A separate report from the Federal Reserve showed that consumer credit jumped by $17.2 billion in February compared to expectations for an increase of about $14.0 billion.
Sector News
Most of the major sectors came under pressure over the course of the trading session, reflecting broad based weakness on Wall Street.
Brokerage stocks showed a particularly steep drop on the day, dragging the NYSE Arca Broker/Dealer Index down by 3.4 percent. With the drop, the index fell to its lowest closing level in over a month.
Investment Technology Group (ITG) posted a steep loss after JPMorgan downgraded its rating on the company from Overweight to Neutral.
Considerable weakness was also visible among oil service stocks, which moved lower along with the price of crude oil. The Philadelphia Oil Service Index slid by 2.4 percent and also set a one-month closing low.
Biotechnology stocks also showed a substantial move back to the downside after rising sharply on Wednesday. After ending the previous session at a nearly three-month closing high, the NYSE Arca Biotechnology Index dropped by 2.3 percent.
Banking, networking, steel, and retail stocks also saw notable weakness, while gold stocks bucked the downtrend amid an increase by the price of the precious metal.
Other Markets
In overseas trading, stock markets across the Asia-Pacific region turned in another mixed performance on Thursday. Japan's Nikkei 225 Index edged up by 0.2 percent, while China's Shanghai Composite Index slumped by 1.4 percent.
Meanwhile, the major European markets all came under pressure on the day. While the U.K.'s FTSE 100 Index fell by 0.4 percent, the French CAC 40 Index and the German DAX Index dropped by 0.9 percent and 1 percent, respectively.
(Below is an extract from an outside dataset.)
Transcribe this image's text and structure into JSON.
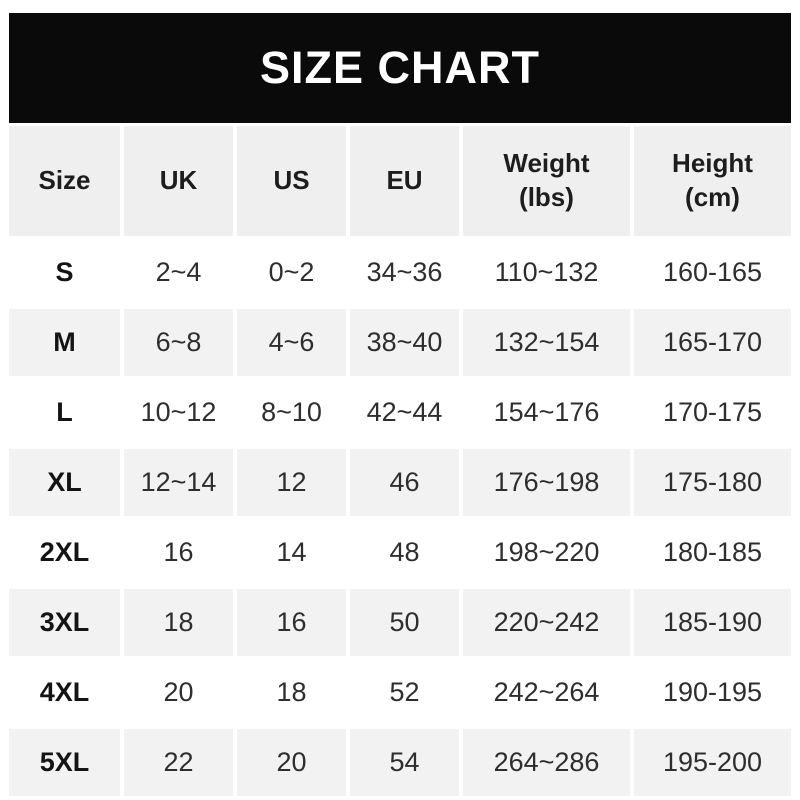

In the bond market, treasuries showed a strong move back to the upside after ending the previous session in the red. As a result, the yield on the benchmark ten-year note, which moves opposite of its price, slid 6.4 basis points to a nearly two-month closing low of 1.691 percent.
Looking Ahead
Later today, Federal Reserve Chair Janet Yellen is scheduled to participate in a conversation with former Fed chairs Ben Bernanke, Alan Greenspan and Paul Volcker.
Any significant remarks from the panel discussion could impact trading on Friday amid a relatively quiet day on the U.S. economic front.
The Commerce Department is due to release its report on wholesale trade in the month of February, but the data does not typically impact the markets.